This may surprise you, so please make sure you're holding onto something: Johnny Weir, figure skater and Lady Gaga fan, is gay. He said so in his new book. But he said more, so we have some of that; Leaf coach Ron Wilson's master motivational strategies and LeBron James reveling in his old teams' failings and other stuff at Seven in the morning below.
1. Did Ron Wilson learn this at a special clinic?
You don't get to coach nearly 1,300 games in the NHL and win 600 of them - as Ron Wilson did with the surging Leaf's win over the San Jose Sharks last night - without being part psychologist, part counselor, part big brother, part mean Daddy, right? That's what makes great coaches - not just tactics, but nuances, subtleties and all that. So what did Wilson do when he really, really, wanted to have his current team beat his old team and pick up a milestone win along the way? He paid them. Never would have thought of that: On those special nights when a player faces off against his former team for the first time, he typically throws some extra motivation onto the table for his teammates in the form of a few of his hard-earned dollars.Money is placed prominently on the board in the dressing room with the proceeds going one of two ways: either to the one who scores the game-winner on that night or into a team fund for future bonding-like functions. Fittingly on Tuesday, the money nailed to the board in the Leafs dressing room came from Ron Wilson. It's safe to say he was thrilled to have it taken off his hands.
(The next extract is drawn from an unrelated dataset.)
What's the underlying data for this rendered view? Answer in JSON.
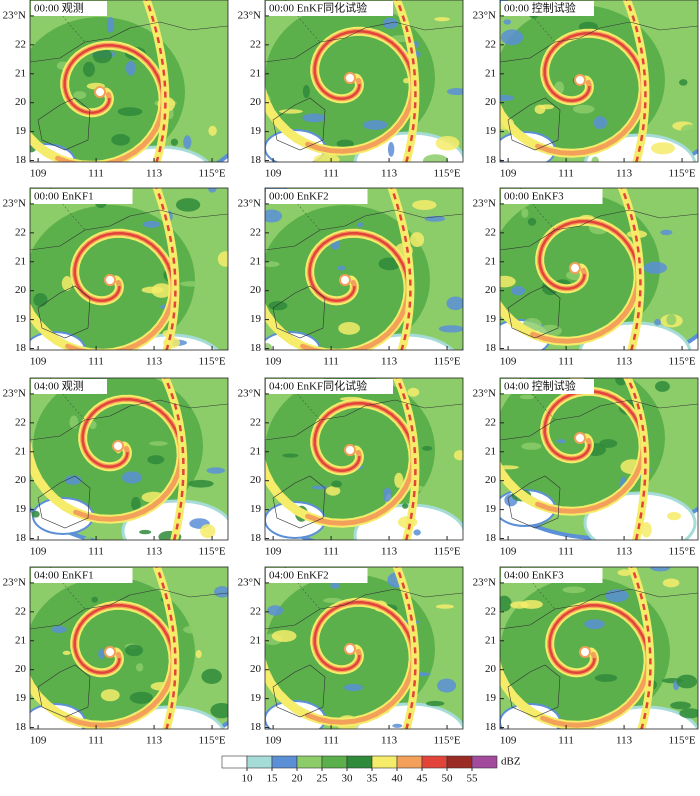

Wilson became just the seventh coach in NHL history to record 600 career wins as the Leafs edged the Sharks 4-2 at HP Pavilion, behind another stellar performance from rookie James Reimer. "It's pretty special," said a beaming Wilson, following his team's fourth consecutive win. "I think only six other guys have done it; you don't see it very often."The best thing is we managed to find a way to do it here." The 55-year-old Wilson coached in San Jose for five seasons (206 wins) before he was let go in the summer of 2008 with the Sharks continually failing to meet postseason expectations. The opportunity to accomplish the milestone in defeat of his former team was a cause that his team could rally around.
2. Johnny Weir: Football players just as gay as figure skaters!
Really? That would be pretty sad if true, as that would mean there's a lot of pretty repressed guys in the NFL. I'm sure there are some. Anyway, I'm not that big a figure skating fan, though I do acknowledge the ridiculous athleticism, blah, blah, blah. My problem in general is with sports where costumes matter. That's hard for me to get over. But I am a Johnny Weir fan. He's so over-the-top he's cool. The US figure skating star has an autobiography out in which he came out, officially, as gay. And good for him, and us, because Johnny Weir is one of those people who just can't help being interesting. Here's some thoughts on why he didn't bother to state the obvious earlier: I live in a generation where it doesn't matter: "Show us who you are individually, what are your strengths, what can you bring to the table?" I'm a two-time Olympic athlete. I'm an author now, I'm a recording artist, I'm a performer, I'm accepted all over the world. I don't throw it in anyone's face that I'm gay.
And on why he athletes in general aren't falling over themselves to come out of the closet: Statistically, I'd say there are about as many gay figure skaters as there are gay football players. The majority are straight. There are just those few exceptions and those are the ones who have gotten picked on and followed over the years. I think it's much easier to sell to the masses, a burly strong male athlete that wants a wife and kids and drives trucks and gets dirty. That's maybe more easily marketable. That's a bit sad but that's what the world has come down to
You know what would be good reading? A tell-all book by a libidinous non-gay male figure skater. Not holding my breath, but you never know.
3. Tristan Thompson and Cory Joseph continue to star at the University of Texas:
Maybe someone out there has a better memory that me: have two Canadian true freshman ever has such a significant impact at a major D1 NCAA program as Cory Joseph and Tristan Thompson have had so far? Last night Texas trounced Texas Tech on the road to start the Big 12 season and the pair from the GTA combined for 35 points on 12-of-21 shooting. Thompson, in particular, was big: T ristan Thompson plays with the talent of somebody earmarked for stardom. He speaks with the perspective and intelligence of a player who understands such attainment requires time.Thompson, a freshman, scored 20 points Tuesday night as 12th-ranked Texas defeated Texas Tech 83-52 in the Longhorns' Big 12 opener. The 6-foot-8 Thompson converted 7 of 11 shots, adding six rebounds and two blocks. With Thompson leading the way, the Longhorns outscored Tech 50-26 in the paint. When he was finished, Thompson explained that he has much to learn about proper positioning near the basket, passing to his teammates and making the right decisions. "The season's a process," Thompson said. "Every game I'm getting more comfortable in the (low post)."Texas coach Rick Barnes has urged Thompson to establish position closer to the basket. During at least one recent game, Barnes told other Longhorns not to pass Thompson the ball unless he had one foot in the lane. Barnes said Thompson has made progress. "We like what he's doing," Barnes said. "He got deep post up. He had it the other night against Connecticut (when he hit 6 of 9 shots), and we didn't get him the ball."